TheBigJessie · 05/06/2013 16:19

problem is, I hate "white" because "white people" are more pink, and when I say "white" I feel I'm buying into the Victorian "white people are superior" delusion. But now it turns out that "caucasian" is worse.

What can I write, that will accurately convey what I mean?

lazyjaney we're hearing him through the TARDIS. So I don't see why he'd be translated with an ancient accent. He's not always RP, either. Christopher Eccleston was northern, one of the others had a Scottish accent, didn't he?

garlicgrump · 05/06/2013 16:28

What can I write, that will accurately convey what I mean?

I lived in a place where mixed-up genetics are the norm. It is common there to describe people by their actual skin colour. It's not rainbow heaven; the various shades carry class connotations and "whites" are still called white. To me, it's still preferable to the completely false binaries we use here. I want to be able to describe people as light brown, pale pink, creamy yellow, whatever. Unfortunately, Brits think you're "trying to be funny" if you do that. So I have to call a person with latte skin + frizzy hair "black" but call them "white" if the hair and nose are straight Confused

FreyaSnow · 05/06/2013 16:32

There isn't really any word that doesn't have a connotation. You can't say 'people who are mostly of European descent over very many generations' because it is too long. You can't say European because lots of people now living in Europe don't consider themselves white (Black British etc). You can't really say caucasian because it sounds like you are describing a murder suspect on an American police show.
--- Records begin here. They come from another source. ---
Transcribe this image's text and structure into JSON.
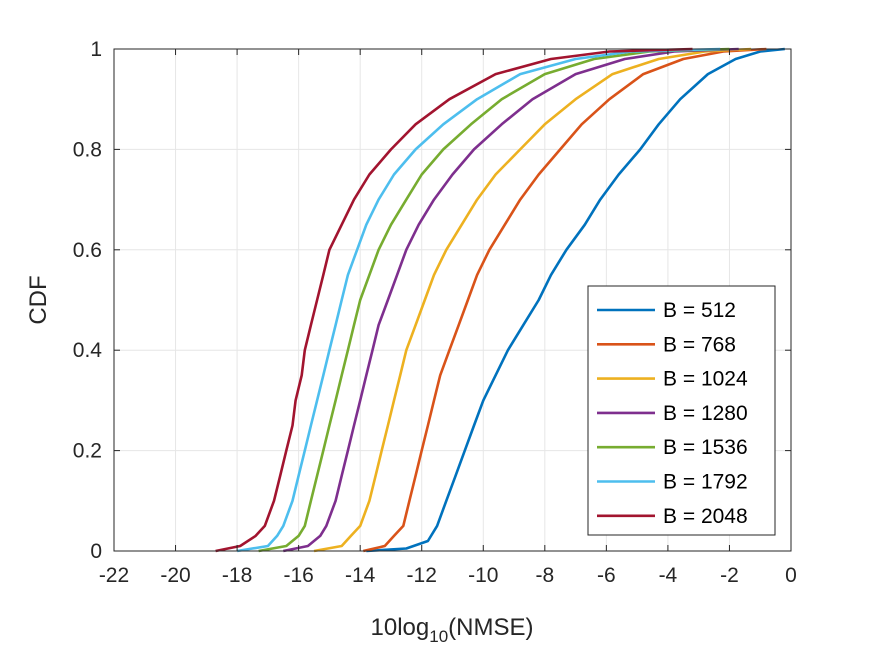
{
  "chart_data": {
    "type": "line",
    "title": "",
    "xlabel": {
      "prefix": "10log",
      "sub": "10",
      "suffix": "(NMSE)"
    },
    "ylabel": "CDF",
    "xlim": [
      -22,
      0
    ],
    "ylim": [
      0,
      1
    ],
    "xticks": [
      -22,
      -20,
      -18,
      -16,
      -14,
      -12,
      -10,
      -8,
      -6,
      -4,
      -2,
      0
    ],
    "yticks": [
      0,
      0.2,
      0.4,
      0.6,
      0.8,
      1
    ],
    "grid": true,
    "legend_position": "bottom-right",
    "series": [
      {
        "name": "B = 512",
        "color": "#0072BD",
        "points": [
          [
            -13.8,
            0
          ],
          [
            -12.5,
            0.005
          ],
          [
            -11.8,
            0.02
          ],
          [
            -11.5,
            0.05
          ],
          [
            -11.2,
            0.1
          ],
          [
            -10.9,
            0.15
          ],
          [
            -10.6,
            0.2
          ],
          [
            -10.3,
            0.25
          ],
          [
            -10,
            0.3
          ],
          [
            -9.6,
            0.35
          ],
          [
            -9.2,
            0.4
          ],
          [
            -8.7,
            0.45
          ],
          [
            -8.2,
            0.5
          ],
          [
            -7.8,
            0.55
          ],
          [
            -7.3,
            0.6
          ],
          [
            -6.7,
            0.65
          ],
          [
            -6.2,
            0.7
          ],
          [
            -5.6,
            0.75
          ],
          [
            -4.9,
            0.8
          ],
          [
            -4.3,
            0.85
          ],
          [
            -3.6,
            0.9
          ],
          [
            -2.7,
            0.95
          ],
          [
            -1.8,
            0.98
          ],
          [
            -1,
            0.995
          ],
          [
            -0.2,
            1
          ]
        ]
      },
      {
        "name": "B = 768",
        "color": "#D95319",
        "points": [
          [
            -13.9,
            0
          ],
          [
            -13.2,
            0.01
          ],
          [
            -12.9,
            0.03
          ],
          [
            -12.6,
            0.05
          ],
          [
            -12.4,
            0.1
          ],
          [
            -12.2,
            0.15
          ],
          [
            -12,
            0.2
          ],
          [
            -11.8,
            0.25
          ],
          [
            -11.6,
            0.3
          ],
          [
            -11.4,
            0.35
          ],
          [
            -11.1,
            0.4
          ],
          [
            -10.8,
            0.45
          ],
          [
            -10.5,
            0.5
          ],
          [
            -10.2,
            0.55
          ],
          [
            -9.8,
            0.6
          ],
          [
            -9.3,
            0.65
          ],
          [
            -8.8,
            0.7
          ],
          [
            -8.2,
            0.75
          ],
          [
            -7.5,
            0.8
          ],
          [
            -6.8,
            0.85
          ],
          [
            -5.9,
            0.9
          ],
          [
            -4.8,
            0.95
          ],
          [
            -3.5,
            0.98
          ],
          [
            -2.2,
            0.995
          ],
          [
            -0.8,
            1
          ]
        ]
      },
      {
        "name": "B = 1024",
        "color": "#EDB120",
        "points": [
          [
            -15.5,
            0
          ],
          [
            -14.6,
            0.01
          ],
          [
            -14.3,
            0.03
          ],
          [
            -14,
            0.05
          ],
          [
            -13.7,
            0.1
          ],
          [
            -13.5,
            0.15
          ],
          [
            -13.3,
            0.2
          ],
          [
            -13.1,
            0.25
          ],
          [
            -12.9,
            0.3
          ],
          [
            -12.7,
            0.35
          ],
          [
            -12.5,
            0.4
          ],
          [
            -12.2,
            0.45
          ],
          [
            -11.9,
            0.5
          ],
          [
            -11.6,
            0.55
          ],
          [
            -11.2,
            0.6
          ],
          [
            -10.7,
            0.65
          ],
          [
            -10.2,
            0.7
          ],
          [
            -9.6,
            0.75
          ],
          [
            -8.8,
            0.8
          ],
          [
            -8,
            0.85
          ],
          [
            -7,
            0.9
          ],
          [
            -5.8,
            0.95
          ],
          [
            -4.3,
            0.98
          ],
          [
            -2.8,
            0.995
          ],
          [
            -1.3,
            1
          ]
        ]
      },
      {
        "name": "B = 1280",
        "color": "#7E2F8E",
        "points": [
          [
            -16.5,
            0
          ],
          [
            -15.7,
            0.01
          ],
          [
            -15.3,
            0.03
          ],
          [
            -15.1,
            0.05
          ],
          [
            -14.8,
            0.1
          ],
          [
            -14.6,
            0.15
          ],
          [
            -14.4,
            0.2
          ],
          [
            -14.2,
            0.25
          ],
          [
            -14,
            0.3
          ],
          [
            -13.8,
            0.35
          ],
          [
            -13.6,
            0.4
          ],
          [
            -13.4,
            0.45
          ],
          [
            -13.1,
            0.5
          ],
          [
            -12.8,
            0.55
          ],
          [
            -12.5,
            0.6
          ],
          [
            -12.1,
            0.65
          ],
          [
            -11.6,
            0.7
          ],
          [
            -11,
            0.75
          ],
          [
            -10.3,
            0.8
          ],
          [
            -9.4,
            0.85
          ],
          [
            -8.4,
            0.9
          ],
          [
            -7,
            0.95
          ],
          [
            -5.4,
            0.98
          ],
          [
            -3.8,
            0.995
          ],
          [
            -1.7,
            1
          ]
        ]
      },
      {
        "name": "B = 1536",
        "color": "#77AC30",
        "points": [
          [
            -17.3,
            0
          ],
          [
            -16.4,
            0.01
          ],
          [
            -16,
            0.03
          ],
          [
            -15.8,
            0.05
          ],
          [
            -15.6,
            0.1
          ],
          [
            -15.4,
            0.15
          ],
          [
            -15.2,
            0.2
          ],
          [
            -15,
            0.25
          ],
          [
            -14.8,
            0.3
          ],
          [
            -14.6,
            0.35
          ],
          [
            -14.4,
            0.4
          ],
          [
            -14.2,
            0.45
          ],
          [
            -14,
            0.5
          ],
          [
            -13.7,
            0.55
          ],
          [
            -13.4,
            0.6
          ],
          [
            -13,
            0.65
          ],
          [
            -12.5,
            0.7
          ],
          [
            -12,
            0.75
          ],
          [
            -11.3,
            0.8
          ],
          [
            -10.4,
            0.85
          ],
          [
            -9.4,
            0.9
          ],
          [
            -8,
            0.95
          ],
          [
            -6.4,
            0.98
          ],
          [
            -4.6,
            0.995
          ],
          [
            -2,
            1
          ]
        ]
      },
      {
        "name": "B = 1792",
        "color": "#4DBEEE",
        "points": [
          [
            -18,
            0
          ],
          [
            -17,
            0.01
          ],
          [
            -16.7,
            0.03
          ],
          [
            -16.5,
            0.05
          ],
          [
            -16.2,
            0.1
          ],
          [
            -16,
            0.15
          ],
          [
            -15.8,
            0.2
          ],
          [
            -15.6,
            0.25
          ],
          [
            -15.4,
            0.3
          ],
          [
            -15.2,
            0.35
          ],
          [
            -15,
            0.4
          ],
          [
            -14.8,
            0.45
          ],
          [
            -14.6,
            0.5
          ],
          [
            -14.4,
            0.55
          ],
          [
            -14.1,
            0.6
          ],
          [
            -13.8,
            0.65
          ],
          [
            -13.4,
            0.7
          ],
          [
            -12.9,
            0.75
          ],
          [
            -12.2,
            0.8
          ],
          [
            -11.3,
            0.85
          ],
          [
            -10.2,
            0.9
          ],
          [
            -8.8,
            0.95
          ],
          [
            -7,
            0.98
          ],
          [
            -5.2,
            0.995
          ],
          [
            -2.3,
            1
          ]
        ]
      },
      {
        "name": "B = 2048",
        "color": "#A2142F",
        "points": [
          [
            -18.7,
            0
          ],
          [
            -17.9,
            0.01
          ],
          [
            -17.4,
            0.03
          ],
          [
            -17.1,
            0.05
          ],
          [
            -16.8,
            0.1
          ],
          [
            -16.6,
            0.15
          ],
          [
            -16.4,
            0.2
          ],
          [
            -16.2,
            0.25
          ],
          [
            -16.1,
            0.3
          ],
          [
            -15.9,
            0.35
          ],
          [
            -15.8,
            0.4
          ],
          [
            -15.6,
            0.45
          ],
          [
            -15.4,
            0.5
          ],
          [
            -15.2,
            0.55
          ],
          [
            -15,
            0.6
          ],
          [
            -14.6,
            0.65
          ],
          [
            -14.2,
            0.7
          ],
          [
            -13.7,
            0.75
          ],
          [
            -13,
            0.8
          ],
          [
            -12.2,
            0.85
          ],
          [
            -11.1,
            0.9
          ],
          [
            -9.6,
            0.95
          ],
          [
            -7.8,
            0.98
          ],
          [
            -5.9,
            0.995
          ],
          [
            -3.2,
            1
          ]
        ]
      }
    ]
  }
}
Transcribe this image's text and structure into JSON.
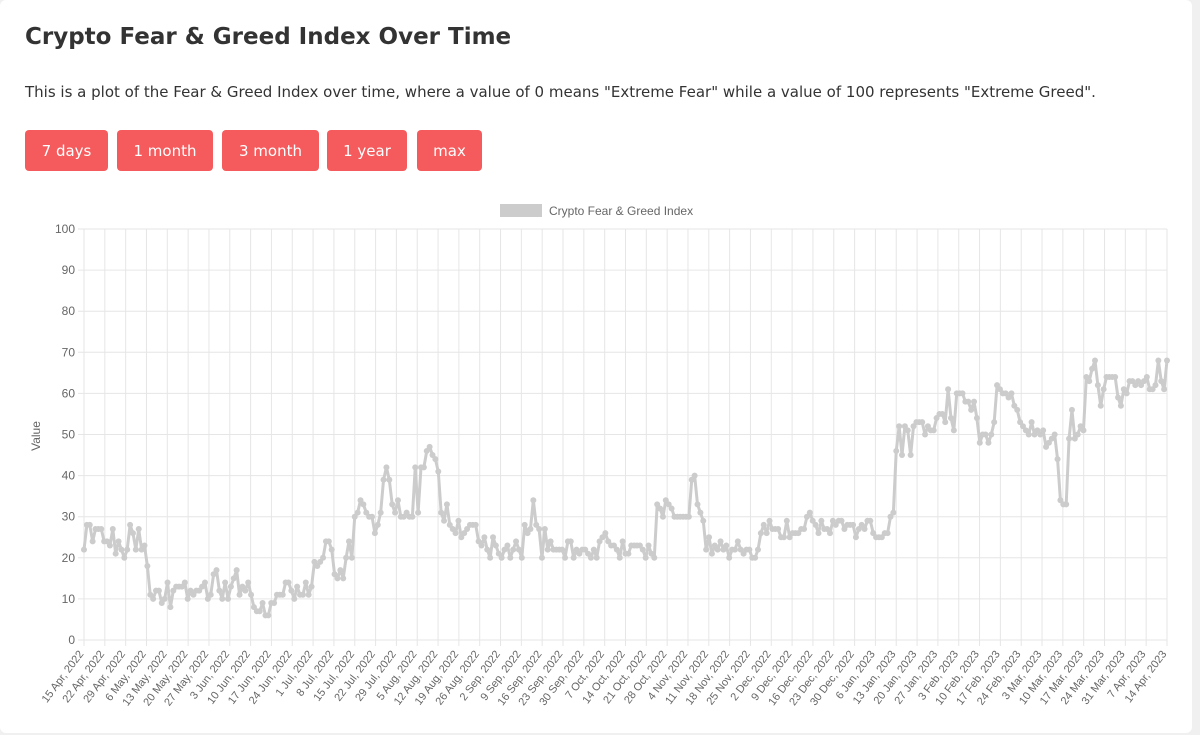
{
  "page": {
    "title": "Crypto Fear & Greed Index Over Time",
    "description": "This is a plot of the Fear & Greed Index over time, where a value of 0 means \"Extreme Fear\" while a value of 100 represents \"Extreme Greed\"."
  },
  "range_buttons": [
    {
      "label": "7 days"
    },
    {
      "label": "1 month"
    },
    {
      "label": "3 month"
    },
    {
      "label": "1 year"
    },
    {
      "label": "max"
    }
  ],
  "colors": {
    "button_bg": "#f55a5c",
    "series_line": "#cccccc",
    "grid": "#e6e6e6",
    "text": "#333333"
  },
  "chart_data": {
    "type": "line",
    "ylabel": "Value",
    "ylim": [
      0,
      100
    ],
    "y_ticks": [
      0,
      10,
      20,
      30,
      40,
      50,
      60,
      70,
      80,
      90,
      100
    ],
    "grid": true,
    "legend": "top-center",
    "x_start": "2022-04-15",
    "x_end": "2023-04-14",
    "x_tick_labels": [
      "15 Apr, 2022",
      "22 Apr, 2022",
      "29 Apr, 2022",
      "6 May, 2022",
      "13 May, 2022",
      "20 May, 2022",
      "27 May, 2022",
      "3 Jun, 2022",
      "10 Jun, 2022",
      "17 Jun, 2022",
      "24 Jun, 2022",
      "1 Jul, 2022",
      "8 Jul, 2022",
      "15 Jul, 2022",
      "22 Jul, 2022",
      "29 Jul, 2022",
      "5 Aug, 2022",
      "12 Aug, 2022",
      "19 Aug, 2022",
      "26 Aug, 2022",
      "2 Sep, 2022",
      "9 Sep, 2022",
      "16 Sep, 2022",
      "23 Sep, 2022",
      "30 Sep, 2022",
      "7 Oct, 2022",
      "14 Oct, 2022",
      "21 Oct, 2022",
      "28 Oct, 2022",
      "4 Nov, 2022",
      "11 Nov, 2022",
      "18 Nov, 2022",
      "25 Nov, 2022",
      "2 Dec, 2022",
      "9 Dec, 2022",
      "16 Dec, 2022",
      "23 Dec, 2022",
      "30 Dec, 2022",
      "6 Jan, 2023",
      "13 Jan, 2023",
      "20 Jan, 2023",
      "27 Jan, 2023",
      "3 Feb, 2023",
      "10 Feb, 2023",
      "17 Feb, 2023",
      "24 Feb, 2023",
      "3 Mar, 2023",
      "10 Mar, 2023",
      "17 Mar, 2023",
      "24 Mar, 2023",
      "31 Mar, 2023",
      "7 Apr, 2023",
      "14 Apr, 2023"
    ],
    "series": [
      {
        "name": "Crypto Fear & Greed Index",
        "values": [
          22,
          28,
          28,
          24,
          27,
          27,
          27,
          24,
          24,
          23,
          27,
          21,
          24,
          22,
          20,
          22,
          28,
          26,
          22,
          27,
          22,
          23,
          18,
          11,
          10,
          12,
          12,
          9,
          10,
          14,
          8,
          12,
          13,
          13,
          13,
          14,
          10,
          12,
          11,
          12,
          12,
          13,
          14,
          10,
          11,
          16,
          17,
          12,
          10,
          14,
          10,
          13,
          15,
          17,
          11,
          13,
          12,
          14,
          11,
          8,
          7,
          7,
          9,
          6,
          6,
          9,
          9,
          11,
          11,
          11,
          14,
          14,
          12,
          10,
          13,
          11,
          11,
          14,
          11,
          13,
          19,
          18,
          19,
          20,
          24,
          24,
          22,
          16,
          15,
          17,
          15,
          20,
          24,
          20,
          30,
          31,
          34,
          33,
          31,
          30,
          30,
          26,
          28,
          31,
          39,
          42,
          39,
          33,
          31,
          34,
          30,
          30,
          31,
          30,
          30,
          42,
          31,
          42,
          42,
          46,
          47,
          45,
          44,
          41,
          31,
          29,
          33,
          28,
          27,
          26,
          29,
          25,
          26,
          27,
          28,
          28,
          28,
          24,
          23,
          25,
          22,
          20,
          25,
          23,
          21,
          20,
          22,
          23,
          20,
          22,
          24,
          22,
          20,
          28,
          26,
          27,
          34,
          28,
          27,
          20,
          27,
          22,
          24,
          22,
          22,
          22,
          22,
          20,
          24,
          24,
          20,
          22,
          21,
          22,
          22,
          21,
          20,
          22,
          20,
          24,
          25,
          26,
          24,
          23,
          23,
          22,
          20,
          24,
          21,
          21,
          23,
          23,
          23,
          23,
          22,
          20,
          23,
          21,
          20,
          33,
          32,
          30,
          34,
          33,
          32,
          30,
          30,
          30,
          30,
          30,
          30,
          39,
          40,
          33,
          31,
          29,
          22,
          25,
          21,
          23,
          22,
          24,
          22,
          23,
          20,
          22,
          22,
          24,
          22,
          21,
          22,
          22,
          20,
          20,
          22,
          26,
          28,
          26,
          29,
          27,
          27,
          27,
          25,
          25,
          29,
          25,
          26,
          26,
          26,
          27,
          27,
          30,
          31,
          29,
          28,
          26,
          29,
          27,
          27,
          26,
          29,
          28,
          29,
          29,
          27,
          28,
          28,
          28,
          25,
          27,
          28,
          27,
          29,
          29,
          26,
          25,
          25,
          25,
          26,
          26,
          30,
          31,
          46,
          52,
          45,
          52,
          51,
          45,
          52,
          53,
          53,
          53,
          50,
          52,
          51,
          51,
          54,
          55,
          55,
          53,
          61,
          54,
          51,
          60,
          60,
          60,
          58,
          58,
          56,
          58,
          54,
          48,
          50,
          50,
          48,
          50,
          53,
          62,
          61,
          60,
          60,
          59,
          60,
          57,
          56,
          53,
          52,
          51,
          50,
          53,
          50,
          51,
          50,
          51,
          47,
          48,
          49,
          50,
          44,
          34,
          33,
          33,
          49,
          56,
          49,
          50,
          52,
          51,
          64,
          63,
          66,
          68,
          62,
          57,
          61,
          64,
          64,
          64,
          64,
          59,
          57,
          61,
          60,
          63,
          63,
          62,
          63,
          62,
          63,
          64,
          61,
          61,
          62,
          68,
          63,
          61,
          68
        ]
      }
    ]
  }
}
I think white is what most people have agreed on in Britain, and I don't think people generally object to it.

garlicgrump · 05/06/2013 16:32

Sorry, that had fuck all to do with this topic Blush

Must stop this inconsequential rambling.

FreyaSnow · 05/06/2013 16:34

GG, a lot of people define themselves as mixed race, mixed ethnicity, mixed heritage etc in Britain now. I don't think you have to fit into very narrow definitions.

FreyaSnow · 05/06/2013 16:35

GG, this is the second thread that between us we have derailed on to a completely different topic!

garlicgrump · 05/06/2013 16:38

I know Blush

TheBigJessie · 05/06/2013 16:45

To me, it's still preferable to the completely false binaries we use here. I want to be able to describe people as light brown, pale pink, creamy yellow, whatever. Unfortunately, Brits think you're "trying to be funny" if you do that. So I have to call a person with latte skin + frizzy hair "black" but call them "white" if the hair and nose are straight

Humanity=messed up in subtly different ways all over the world. I think in a lifetime of British life, I've seen only one person with actual black skin, and one actual white person (the guy with albinism on Big Brother).

kim147 · 05/06/2013 16:52

This reply has been deleted

Message withdrawn at poster's request.